That’s how much the true cost of buying a home decreased from January 2000 to February 2022, according to a new report—showing that despite soaring prices and mortgage rates, homes have actually remained relatively affordable by historic standards.
The drop of 26.8% represents the inflation-adjusted change in an index that takes into account average household income and mortgage rates as well as home prices. First American, a title insurance company that maintains the index, said Friday that despite a sharp uptick in home prices over the last two years or so, mortgage rates were still pretty reasonable by historic standards and so is home affordability.
That may come as a surprise to anyone who’s been house hunting lately. Indeed, First American’s Real House Price Index rose 30.6% between February 2021 and February 2022, its fastest year-over-year rate in data going back more than 30 years.

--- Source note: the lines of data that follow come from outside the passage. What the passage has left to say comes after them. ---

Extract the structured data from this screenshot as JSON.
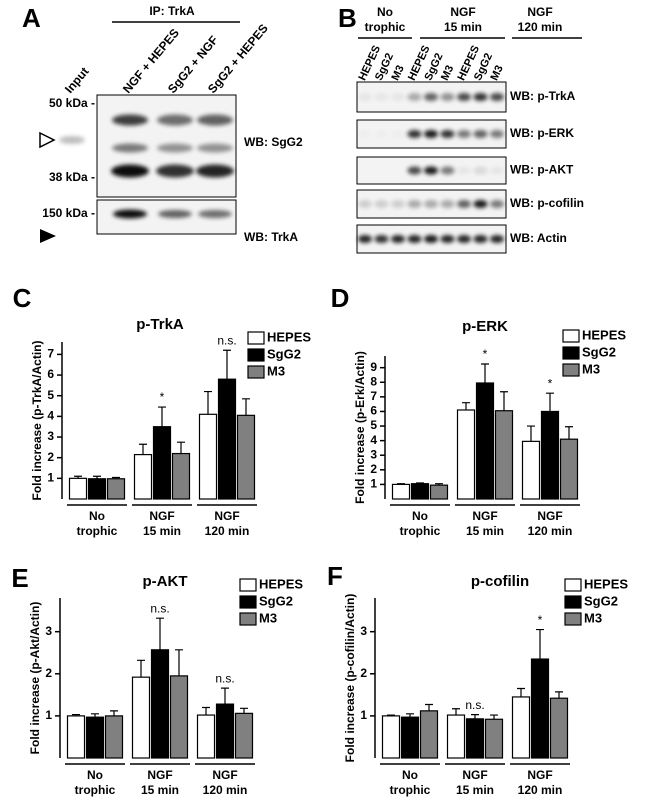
{
  "blot_A": {
    "panel": "A",
    "header": "IP: TrkA",
    "lanes": [
      "Input",
      "NGF + HEPES",
      "SgG2 + NGF",
      "SgG2 + HEPES"
    ],
    "markers": [
      "50 kDa -",
      "38 kDa -",
      "150 kDa -"
    ],
    "blots": [
      "WB: SgG2",
      "WB: TrkA"
    ]
  },
  "blot_B": {
    "panel": "B",
    "groups": [
      "No\ntrophic",
      "NGF\n15 min",
      "NGF\n120 min"
    ],
    "lanes": [
      "HEPES",
      "SgG2",
      "M3",
      "HEPES",
      "SgG2",
      "M3",
      "HEPES",
      "SgG2",
      "M3"
    ],
    "blots": [
      "WB: p-TrkA",
      "WB: p-ERK",
      "WB: p-AKT",
      "WB: p-cofilin",
      "WB: Actin"
    ]
  },
  "chart_data": [
    {
      "type": "bar",
      "panel": "C",
      "title": "p-TrkA",
      "y_label": "Fold increase (p-TrkA/Actin)",
      "categories": [
        "No\ntrophic",
        "NGF\n15 min",
        "NGF\n120 min"
      ],
      "legend": "top-right",
      "series": [
        {
          "name": "HEPES",
          "color": "#ffffff",
          "values": [
            1,
            2.15,
            4.1
          ],
          "errors": [
            0.1,
            0.5,
            1.1
          ],
          "annotations": [
            null,
            null,
            null
          ]
        },
        {
          "name": "SgG2",
          "color": "#000000",
          "values": [
            0.98,
            3.5,
            5.8
          ],
          "errors": [
            0.12,
            0.95,
            1.4
          ],
          "annotations": [
            null,
            "*",
            "n.s."
          ]
        },
        {
          "name": "M3",
          "color": "#808080",
          "values": [
            0.98,
            2.2,
            4.05
          ],
          "errors": [
            0.06,
            0.55,
            0.8
          ],
          "annotations": [
            null,
            null,
            null
          ]
        }
      ],
      "ylim": [
        0,
        7.6
      ],
      "yticks": [
        1,
        2,
        3,
        4,
        5,
        6,
        7
      ]
    },
    {
      "type": "bar",
      "panel": "D",
      "title": "p-ERK",
      "y_label": "Fold increase (p-Erk/Actin)",
      "categories": [
        "No\ntrophic",
        "NGF\n15 min",
        "NGF\n120 min"
      ],
      "legend": "top-right",
      "series": [
        {
          "name": "HEPES",
          "color": "#ffffff",
          "values": [
            1,
            6.1,
            3.95
          ],
          "errors": [
            0.05,
            0.5,
            1.05
          ],
          "annotations": [
            null,
            null,
            null
          ]
        },
        {
          "name": "SgG2",
          "color": "#000000",
          "values": [
            1.05,
            7.95,
            6.0
          ],
          "errors": [
            0.05,
            1.3,
            1.25
          ],
          "annotations": [
            null,
            "*",
            "*"
          ]
        },
        {
          "name": "M3",
          "color": "#808080",
          "values": [
            0.95,
            6.05,
            4.1
          ],
          "errors": [
            0.1,
            1.3,
            0.85
          ],
          "annotations": [
            null,
            null,
            null
          ]
        }
      ],
      "ylim": [
        0,
        9.8
      ],
      "yticks": [
        1,
        2,
        3,
        4,
        5,
        6,
        7,
        8,
        9
      ]
    },
    {
      "type": "bar",
      "panel": "E",
      "title": "p-AKT",
      "y_label": "Fold increase (p-Akt/Actin)",
      "categories": [
        "No\ntrophic",
        "NGF\n15 min",
        "NGF\n120 min"
      ],
      "legend": "top-right",
      "series": [
        {
          "name": "HEPES",
          "color": "#ffffff",
          "values": [
            1,
            1.92,
            1.02
          ],
          "errors": [
            0.03,
            0.4,
            0.18
          ],
          "annotations": [
            null,
            null,
            null
          ]
        },
        {
          "name": "SgG2",
          "color": "#000000",
          "values": [
            0.97,
            2.57,
            1.28
          ],
          "errors": [
            0.08,
            0.75,
            0.38
          ],
          "annotations": [
            null,
            "n.s.",
            "n.s."
          ]
        },
        {
          "name": "M3",
          "color": "#808080",
          "values": [
            1.0,
            1.95,
            1.06
          ],
          "errors": [
            0.12,
            0.62,
            0.12
          ],
          "annotations": [
            null,
            null,
            null
          ]
        }
      ],
      "ylim": [
        0,
        3.8
      ],
      "yticks": [
        1,
        2,
        3
      ]
    },
    {
      "type": "bar",
      "panel": "F",
      "title": "p-cofilin",
      "y_label": "Fold increase (p-cofilin/Actin)",
      "categories": [
        "No\ntrophic",
        "NGF\n15 min",
        "NGF\n120 min"
      ],
      "legend": "top-right",
      "series": [
        {
          "name": "HEPES",
          "color": "#ffffff",
          "values": [
            1,
            1.02,
            1.45
          ],
          "errors": [
            0.02,
            0.15,
            0.2
          ],
          "annotations": [
            null,
            null,
            null
          ]
        },
        {
          "name": "SgG2",
          "color": "#000000",
          "values": [
            0.97,
            0.93,
            2.35
          ],
          "errors": [
            0.08,
            0.1,
            0.7
          ],
          "annotations": [
            null,
            "n.s.",
            "*"
          ]
        },
        {
          "name": "M3",
          "color": "#808080",
          "values": [
            1.12,
            0.92,
            1.42
          ],
          "errors": [
            0.15,
            0.1,
            0.15
          ],
          "annotations": [
            null,
            null,
            null
          ]
        }
      ],
      "ylim": [
        0,
        3.8
      ],
      "yticks": [
        1,
        2,
        3
      ]
    }
  ]
}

And mortgage rates have spiked since February, when the index was calculated using a 30-year fixed-mortgage rate of 3.8%. The average 30-year fixed mortgage rate rose to 5.11% this week, according to Freddie Mac—the highest it’s been since 2010.
But perspective is important. The historical average rate for a 30-year mortgage was 7.78% in data going back to 1971, and it’s gotten as high as 18.63% in 1981. In other words, the record low rate of 2.65% hit in January 2021 was an oddity never meant to last.
“The last two years were the exception, not the rule,” Marc Fleming, chief economist at First American, pointed out in a blog post. “The housing market is adjusting to a not-so-new normal.”